Evvie fit quelques pas, mais elle vacillait. Pas tant d'épuisement que de peur. Une peur terrifiante, qui l'avait prise à la gorge, qui l'empêchait de réfléchir correctement. Elle était seule. Et elle ne savait pas où elle était. Autour d'elle, les soldats morts fixaient le vide, inconscients de leur état et de la réalité des choses, poussaient de temps à autre un gémissement plaintif, qui emplissait la plaine d'échos mélancoliques. Le temps s'était arrêté pour eux. Cet endroit semblait s'être figé à une époque révolue. Les hommes, armés de pied en cap, étaient immobiles. Il y avait quelques femmes, en majorité prostrées. Quelques enfants déambulaient entre les jambes des adultes, mais eux aussi paraissaient anesthésiés.
Evvie sentit un frisson la parcourir. Une silhouette qui ressemblait à une petite fille son âge se matérialisa progressivement juste devant elle, traversa la jeune princesse sans même la voir. Evvie s'effondra, incapable de soutenir le choc. Son crâne heurta un morceau de roc, et elle fut happée par l'obscurité.
Elle rouvrit les yeux sans savoir combien de temps elle avait été inconsciente. Le lieu ne semblait pas avoir changé, que des secondes qui se soient écoulées ou bien des heures. Les spectres étaient toujours là, répétant leur litanie de pleurs, et le ciel était désespérément ocre. Mais là, devant ses yeux, une petite pierre ambrée, rattachée à ce qui semblait être un cordelette, se détachait de la poussière grise au sol. Elle tendit péniblement une main pour la récupérer, lancinée par une douleur sourde dans sa tête, se mordit les lèvres. Ses doigts se refermèrent autour du pendentif. Immédiatement, la douleur dans son crâne s'atténua, remplacée par la douce chaleur qui émanait de la pierre et irradiait dans tout son corps.

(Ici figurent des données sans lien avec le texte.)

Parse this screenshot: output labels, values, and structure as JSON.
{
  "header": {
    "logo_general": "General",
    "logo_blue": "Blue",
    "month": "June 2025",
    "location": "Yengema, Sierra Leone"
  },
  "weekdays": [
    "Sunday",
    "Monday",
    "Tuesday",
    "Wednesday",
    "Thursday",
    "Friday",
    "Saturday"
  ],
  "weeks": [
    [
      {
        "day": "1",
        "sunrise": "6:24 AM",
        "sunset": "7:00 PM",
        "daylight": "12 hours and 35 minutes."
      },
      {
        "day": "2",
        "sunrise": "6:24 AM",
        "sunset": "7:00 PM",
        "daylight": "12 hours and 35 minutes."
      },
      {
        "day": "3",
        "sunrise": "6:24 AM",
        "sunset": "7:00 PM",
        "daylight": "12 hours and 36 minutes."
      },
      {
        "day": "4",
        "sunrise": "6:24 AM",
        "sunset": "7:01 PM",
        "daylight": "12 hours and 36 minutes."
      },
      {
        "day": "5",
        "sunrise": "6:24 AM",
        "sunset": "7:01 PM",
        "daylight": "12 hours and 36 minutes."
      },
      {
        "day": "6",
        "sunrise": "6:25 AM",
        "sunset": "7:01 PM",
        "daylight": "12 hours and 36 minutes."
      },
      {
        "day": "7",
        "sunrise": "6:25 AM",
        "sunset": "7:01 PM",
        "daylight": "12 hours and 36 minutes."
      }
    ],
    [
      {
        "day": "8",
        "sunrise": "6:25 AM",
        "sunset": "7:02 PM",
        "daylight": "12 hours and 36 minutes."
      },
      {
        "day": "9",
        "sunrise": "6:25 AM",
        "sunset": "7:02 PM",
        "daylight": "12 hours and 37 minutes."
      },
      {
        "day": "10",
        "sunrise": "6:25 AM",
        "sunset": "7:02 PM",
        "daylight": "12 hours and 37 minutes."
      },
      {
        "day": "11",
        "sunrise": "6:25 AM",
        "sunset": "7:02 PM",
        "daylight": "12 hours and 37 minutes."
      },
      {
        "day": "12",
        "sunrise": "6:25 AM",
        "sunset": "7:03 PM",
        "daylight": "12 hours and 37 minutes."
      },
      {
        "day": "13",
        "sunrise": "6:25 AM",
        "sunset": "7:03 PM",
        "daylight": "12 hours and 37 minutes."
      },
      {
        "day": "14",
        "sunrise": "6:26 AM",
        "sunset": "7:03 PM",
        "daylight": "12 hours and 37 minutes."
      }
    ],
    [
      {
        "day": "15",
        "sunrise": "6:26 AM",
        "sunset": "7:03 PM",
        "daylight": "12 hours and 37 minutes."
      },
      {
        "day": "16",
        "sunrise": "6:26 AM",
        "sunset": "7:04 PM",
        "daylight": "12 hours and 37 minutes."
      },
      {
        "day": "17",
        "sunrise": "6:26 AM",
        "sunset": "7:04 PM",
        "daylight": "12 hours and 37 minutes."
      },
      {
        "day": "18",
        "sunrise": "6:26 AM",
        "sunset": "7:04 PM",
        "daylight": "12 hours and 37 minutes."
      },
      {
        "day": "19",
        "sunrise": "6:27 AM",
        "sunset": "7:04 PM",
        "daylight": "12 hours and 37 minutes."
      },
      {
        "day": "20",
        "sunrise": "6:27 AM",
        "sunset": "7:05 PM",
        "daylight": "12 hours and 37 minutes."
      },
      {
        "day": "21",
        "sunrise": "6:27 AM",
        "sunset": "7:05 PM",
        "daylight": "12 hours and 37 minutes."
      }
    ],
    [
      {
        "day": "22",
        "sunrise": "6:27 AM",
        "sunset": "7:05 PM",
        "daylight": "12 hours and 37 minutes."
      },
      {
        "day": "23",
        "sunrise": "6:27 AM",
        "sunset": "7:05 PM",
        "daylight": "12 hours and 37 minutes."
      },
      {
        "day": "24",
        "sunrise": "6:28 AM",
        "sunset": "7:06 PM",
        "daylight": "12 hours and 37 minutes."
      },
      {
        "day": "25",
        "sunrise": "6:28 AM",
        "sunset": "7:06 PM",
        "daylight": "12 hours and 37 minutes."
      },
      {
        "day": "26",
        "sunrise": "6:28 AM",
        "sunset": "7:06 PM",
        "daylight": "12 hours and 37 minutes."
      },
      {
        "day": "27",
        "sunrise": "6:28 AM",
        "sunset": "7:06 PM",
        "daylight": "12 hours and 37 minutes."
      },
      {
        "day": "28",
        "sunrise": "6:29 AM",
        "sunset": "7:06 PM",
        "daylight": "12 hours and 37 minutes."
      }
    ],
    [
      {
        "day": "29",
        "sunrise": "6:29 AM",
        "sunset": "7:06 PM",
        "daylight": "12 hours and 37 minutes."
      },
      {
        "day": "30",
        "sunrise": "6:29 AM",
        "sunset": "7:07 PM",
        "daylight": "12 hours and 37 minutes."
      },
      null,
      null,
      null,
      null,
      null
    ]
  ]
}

Evvie demeura allongée, le temps d'être certaine qu'elle allait bien. Elle en profita pour se demander si elle n'avait rien de cassé. Mais a priori, il n'y avait aucun problème.
Enfin, à part le fait qu'elle soit seule, perdue dans un endroit totalement inconnu. Évidemment.
Elle se redressa ensuite. Ignorant délibérément les fantômes, qui de toute façon ne lui accordaient aucune attention, elle se mit en marche. Vers où, elle n'en avait aucune idée. Elle savait seulement qu'elle avançait. Être immobile lui était soudain devenu insupportable. Elle ne voulait pas, ne voulait plus. Elle voulait au moins essayer.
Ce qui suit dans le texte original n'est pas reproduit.